Падая, он вцепился снова в рукоятку мотора, но Хэнк уже был возле него и, размахнувшись, ударил костылем по пальцам. Горбун взвыл, отпустил рукоятку и попытался было лягнуть Хэнка. Хэнк поймал ногу, дернул, горбун поскользнулся и упал в грязь.
А «чертово колесо» все крутилось, крутилось.
— Останови, останови колесо! — закричал то ли Джозеф Пайке, то ли мистер Куджер…
— Не могу подняться, — стонал горбун.
Хэнк бросился на него, и они сцепились в драке.
— Останови, останови колесо! — закричал мистер Куджер, но уже не такой, как прежде, и уже другим голосом, спускаясь, в ужасе взлетая опять в ревущее небо «чертова колеса». Между длинных темных спиц пронзительно свистел ветер. — Останови, останови, скорее останови колесо!
Бросив горбуна, лежавшего на земле, беспомощно раскинув руки, Хэнк вскочил на ноги и кинулся к гудящей машине. Начал остервенело по ней бить, гнуть рукоятку, совать попавшие под руку железки во все пазы и зазоры, стал лихорадочно привязывать рукоять веревкой.
— Останови, останови, останови колесо! — стонал голос где-то высоко в ночи, там, где сейчас из белого пара облаков выгонял луну ветер. Останови-и-и…
Голос затих. Внезапно все вокруг осветилось — ярко вспыхнули все фонари на площадке. Из балаганов выскакивали, мчались к колесу люди. Хэнка подбросили вверх, потом на него посыпались градом ругательства и удары. Где-то рядом послышался голос Питера, и на площадку выбежал задыхающийся полицейский с пистолетом в вытянутой руке.
— Останови, останови колесо!
Голос звучал как вздох ветра.
Голос повторил эти слова снова и снова.
Смуглые люди, приехавшие с аттракционами, пытались остановить мотор. Но ничего не получилось. Машина гудела, и колесо вращалось, вращалось. Тормоз заклинило.
— Останови! — прошелестел голос в последний раз.
И — молчание.
Высоченное сооружение из электрических звезд, металла и черных корзин, «чертово колесо» безмолвно совершало свой путь. Ни одного звука не слышно было, кроме гудения мотора, пока мотор не заглох и не остановился. Еще с минуту колесо крутилось по инерции, и на него, задрав головы, глядели все, кто приехал с аттракционами, глядели Хэнк и Питер, глядел полицейский.
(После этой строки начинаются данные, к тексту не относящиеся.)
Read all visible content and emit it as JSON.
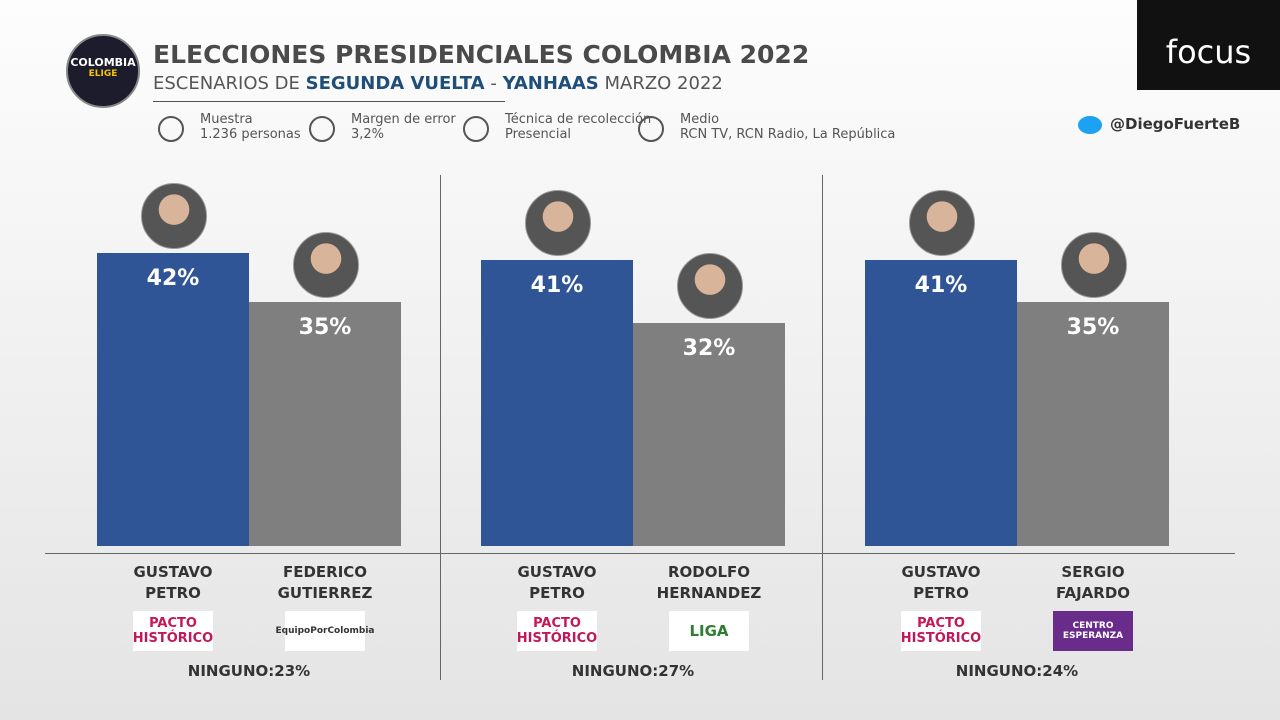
{
  "logo": {
    "name": "COLOMBIA",
    "tag": "ELIGE"
  },
  "brand": "focus",
  "twitter": "@DiegoFuerteB",
  "header": {
    "title": "ELECCIONES PRESIDENCIALES COLOMBIA 2022",
    "subtitle": [
      "ESCENARIOS DE ",
      "SEGUNDA VUELTA",
      " - ",
      "YANHAAS",
      " MARZO 2022"
    ]
  },
  "info": [
    {
      "label": "Muestra",
      "value": "1.236 personas"
    },
    {
      "label": "Margen de error",
      "value": "3,2%"
    },
    {
      "label": "Técnica de recolección",
      "value": "Presencial"
    },
    {
      "label": "Medio",
      "value": "RCN TV, RCN Radio, La República"
    }
  ],
  "chart_data": [
    {
      "type": "bar",
      "categories": [
        "GUSTAVO PETRO",
        "FEDERICO GUTIERREZ"
      ],
      "values": [
        42,
        35
      ],
      "value_labels": [
        "42%",
        "35%"
      ],
      "colors": [
        "#2f5597",
        "#7f7f7f"
      ],
      "parties": [
        "PACTO HISTÓRICO",
        "EquipoPorColombia"
      ],
      "note": "NINGUNO:23%"
    },
    {
      "type": "bar",
      "categories": [
        "GUSTAVO PETRO",
        "RODOLFO HERNANDEZ"
      ],
      "values": [
        41,
        32
      ],
      "value_labels": [
        "41%",
        "32%"
      ],
      "colors": [
        "#2f5597",
        "#7f7f7f"
      ],
      "parties": [
        "PACTO HISTÓRICO",
        "LIGA"
      ],
      "note": "NINGUNO:27%"
    },
    {
      "type": "bar",
      "categories": [
        "GUSTAVO PETRO",
        "SERGIO FAJARDO"
      ],
      "values": [
        41,
        35
      ],
      "value_labels": [
        "41%",
        "35%"
      ],
      "colors": [
        "#2f5597",
        "#7f7f7f"
      ],
      "parties": [
        "PACTO HISTÓRICO",
        "CENTRO ESPERANZA"
      ],
      "note": "NINGUNO:24%"
    }
  ]
}
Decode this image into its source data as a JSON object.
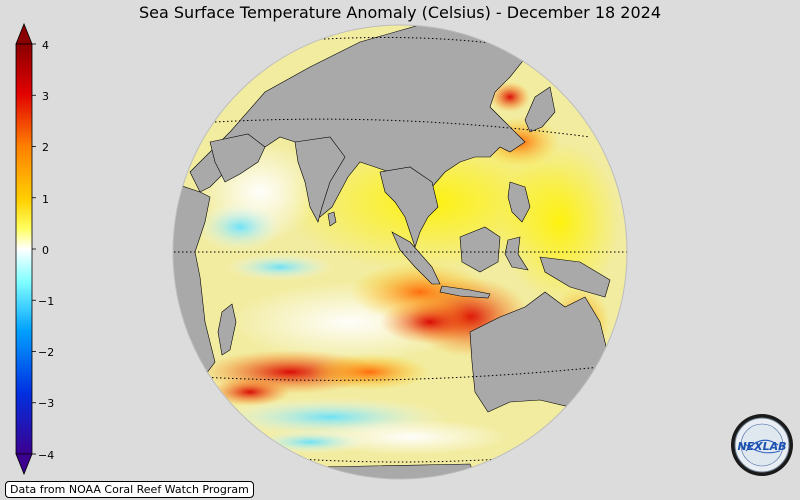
{
  "title": "Sea Surface Temperature Anomaly (Celsius) - December 18 2024",
  "colorbar": {
    "ticks": [
      "4",
      "3",
      "2",
      "1",
      "0",
      "−1",
      "−2",
      "−3",
      "−4"
    ],
    "min": -4,
    "max": 4,
    "gradient": [
      "#8b0000",
      "#e00000",
      "#ff7f00",
      "#ffc000",
      "#ffff00",
      "#ffffff",
      "#80ffff",
      "#00bfff",
      "#0040ff",
      "#4000a0"
    ]
  },
  "map": {
    "projection": "orthographic",
    "land_color": "#a9a9a9",
    "ocean_background": "#f0e9a0"
  },
  "source": "Data from NOAA Coral Reef Watch Program",
  "logo": {
    "text": "NEXLAB",
    "name": "nexlab-logo"
  }
}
Колесо остановилось. Привлеченные шумом, вокруг уже собрались люди. Несколько рыбаков с озера, несколько железнодорожников. Колесо жалобно взвизгивало, стонало, тянулось вслед за улетающим ветром.
— Смотрите, смотрите! — почти разом закричали все.
И полицейский, и люди, приехавшие вместе с аттракционами, и рыбаки все посмотрели на черную корзину в самом низу. Ветер, дотрагиваясь до корзины, мягко ее покачивал, тихо ворковал в вечерних сумерках над тем, что было в черной корзине.
Над скелетом, у ног которого лежал бумажный мешок, туго набитый деньгами, а на черепе красовался коричневый котелок.